Automatically Inspecting Thousands of Static Bug Warnings with Large Language Model: How Far Are We?

Cheng Wen,Yuandao Cai,Bin Zhang,Jie Su,Zhiwu Xu,Dugang Liu,Shengchao Qin,Zhong Ming,Cong Tian
DOI: https://doi.org/10.1145/3653718
IF: 4.157
2024-03-26
ACM Transactions on Knowledge Discovery from Data
Abstract:Static analysis tools for capturing bugs and vulnerabilities in software programs are widely employed in practice, as they have the unique advantages of high coverage and independence from the execution environment. However, existing tools for analyzing large codebases often produce a great deal of false warnings over genuine bug reports. As a result, developers are required to manually inspect and confirm each warning, a challenging, time-consuming, and automation-essential task. This paper advocates a fast, general, and easily extensible approach called Llm4sa that automatically inspects a sheer volume of static warnings by harnessing (some of) the powers of Large Language Models (LLMs). Our key insight is that LLMs have advanced program understanding capabilities, enabling them to effectively act as human experts in conducting manual inspections on bug warnings with their relevant code snippets. In this spirit, we propose a static analysis to effectively extract the relevant code snippets via program dependence traversal guided by the bug warnings reports themselves. Then, by formulating customized questions that are enriched with domain knowledge and representative cases to query LLMs, Llm4sa can remove a great deal of false warnings and facilitate bug discovery significantly. Our experiments demonstrate that Llm4sa is practical in automatically inspecting thousands of static warnings from Juliet benchmark programs and 11 real-world C/C++ projects, showcasing a high precision (81.13%) and a recall rate (94.64%) for a total of 9,547 bug warnings. Our research introduces new opportunities and methodologies for using the LLMs to reduce human labor costs, improve the precision of static analyzers, and ensure software trustworthiness.
computer science, information systems, software engineering
What problem does this paper attempt to address?

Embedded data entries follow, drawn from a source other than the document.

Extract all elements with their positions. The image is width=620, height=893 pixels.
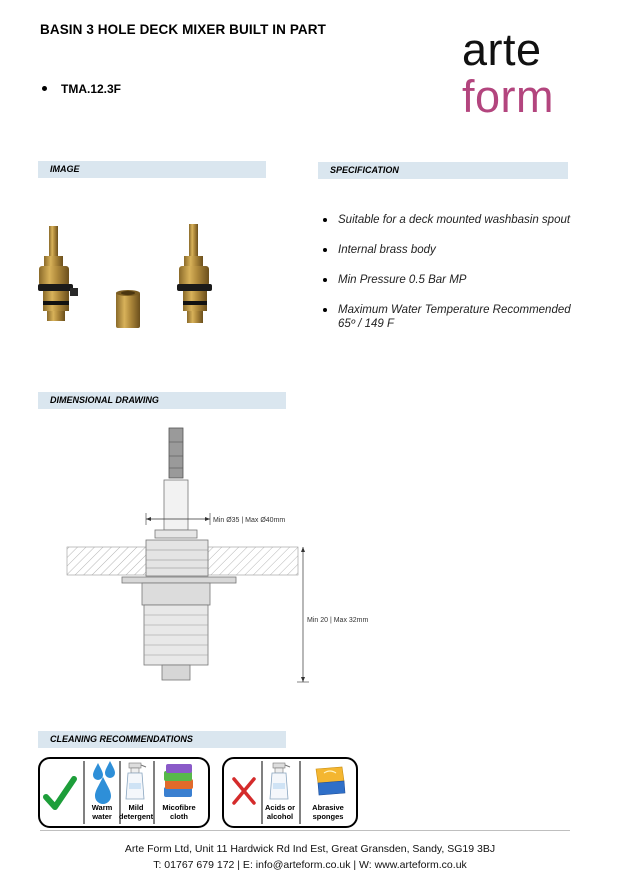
cross-icon — [234, 779, 254, 803]
brass-sleeve — [116, 290, 140, 328]
care-label: water — [92, 812, 112, 821]
product-image — [30, 218, 280, 333]
care-label: detergent — [118, 812, 154, 821]
height-dimension-label: Min 20 | Max 32mm — [307, 617, 369, 624]
spec-item: Internal brass body — [320, 243, 600, 257]
water-drops-icon — [93, 761, 115, 804]
not-recommended-care-box — [222, 757, 358, 828]
care-label: alcohol — [266, 812, 294, 821]
specification-list — [320, 213, 600, 331]
section-image: IMAGE — [38, 161, 266, 178]
footer-contact: T: 01767 679 172 | E: info@arteform.co.uk | W: www.arteform.co.uk — [153, 859, 467, 871]
product-code — [42, 82, 121, 96]
care-label: Abrasive — [312, 803, 344, 812]
logo-arte: arte — [462, 24, 542, 75]
care-label: Mild — [128, 803, 144, 812]
dimensional-drawing — [60, 420, 400, 695]
care-label: Micofibre — [162, 803, 196, 812]
spec-item-line: 65º / 149 F — [338, 318, 394, 330]
diameter-dimension-label: Min Ø35 | Max Ø40mm — [213, 517, 286, 524]
recommended-care-box — [38, 757, 210, 828]
bullet-icon — [42, 86, 47, 91]
spec-item: Suitable for a deck mounted washbasin spout — [320, 213, 600, 227]
recommended-care-icons — [40, 759, 208, 826]
care-label: Warm — [91, 803, 113, 812]
tick-icon — [46, 779, 74, 807]
care-label: Acids or — [264, 803, 296, 812]
section-dimensional-drawing: DIMENSIONAL DRAWING — [38, 392, 286, 409]
spec-item-line: Maximum Water Temperature Recommended — [338, 304, 571, 316]
spray-bottle-icon — [270, 763, 290, 799]
spec-item: Min Pressure 0.5 Bar MP — [320, 273, 600, 287]
spec-item — [320, 303, 600, 331]
product-code-text: TMA.12.3F — [61, 82, 122, 96]
cartridge-right — [177, 224, 212, 323]
microfibre-cloth-icon — [164, 764, 193, 797]
sponge-icon — [316, 767, 345, 795]
section-specification: SPECIFICATION — [318, 162, 568, 179]
care-label: cloth — [170, 812, 188, 821]
spray-bottle-icon — [126, 763, 146, 799]
footer-address: Arte Form Ltd, Unit 11 Hardwick Rd Ind Est, Great Gransden, Sandy, SG19 3BJ — [124, 843, 496, 855]
page-title: BASIN 3 HOLE DECK MIXER BUILT IN PART — [40, 22, 326, 37]
logo-form: form — [462, 71, 554, 122]
section-cleaning: CLEANING RECOMMENDATIONS — [38, 731, 286, 748]
not-recommended-care-icons — [224, 759, 356, 826]
cartridge-left — [38, 226, 78, 321]
arteform-logo — [462, 26, 554, 120]
care-label: sponges — [312, 812, 344, 821]
footer-divider — [40, 830, 570, 831]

### What problem does this paper attempt to solve? This paper aims to solve the problem of static analysis tools generating a large number of false positives when dealing with large - scale codebases. Specifically: 1. **Limitations of static analysis tools**: - Although static analysis tools have the advantages of high coverage and independence from the execution environment, they often generate a large number of false positives when analyzing large - scale codebases. - These false positives require developers to manually check and confirm each warning, which is a time - consuming task that requires professional knowledge. 2. **Deficiencies of existing solutions**: - Dynamic analysis methods (such as directed grey - box fuzzing and dynamic symbolic execution) can screen out real vulnerabilities, but these methods are very time - consuming and difficult to effectively apply when faced with thousands of error reports. - Pattern - recognition - based methods (such as machine - learning techniques) can predict false positives, but they have a low recall rate in practical applications and are difficult to reflect real - world situations. 3. **The proposed new method**: - The paper proposes a new method named Llm4sa, which uses large - language models (LLMs) to automatically check a large number of static analysis warnings. - Llm4sa solves the above problems in the following ways: - **Code snippet extraction**: Extract code snippets related to error reports through program - dependence traversal to reduce the input length limit of LLMs. - **Prompt engineering**: Design effective prompts to help LLMs better understand static warnings and perform reasoning. - **Pre - processing and post - processing**: Convert error reports generated by different static analysis tools into a unified format and determine the confidence level of LLMs' answers. ### Summary The core problem of this paper is to improve the precision of static analysis tools and reduce the number of false positives, thereby reducing the burden on developers. By introducing LLMs, Llm4sa can automatically check thousands of static warnings in large - scale codebases, significantly improving the efficiency and accuracy of static analysis.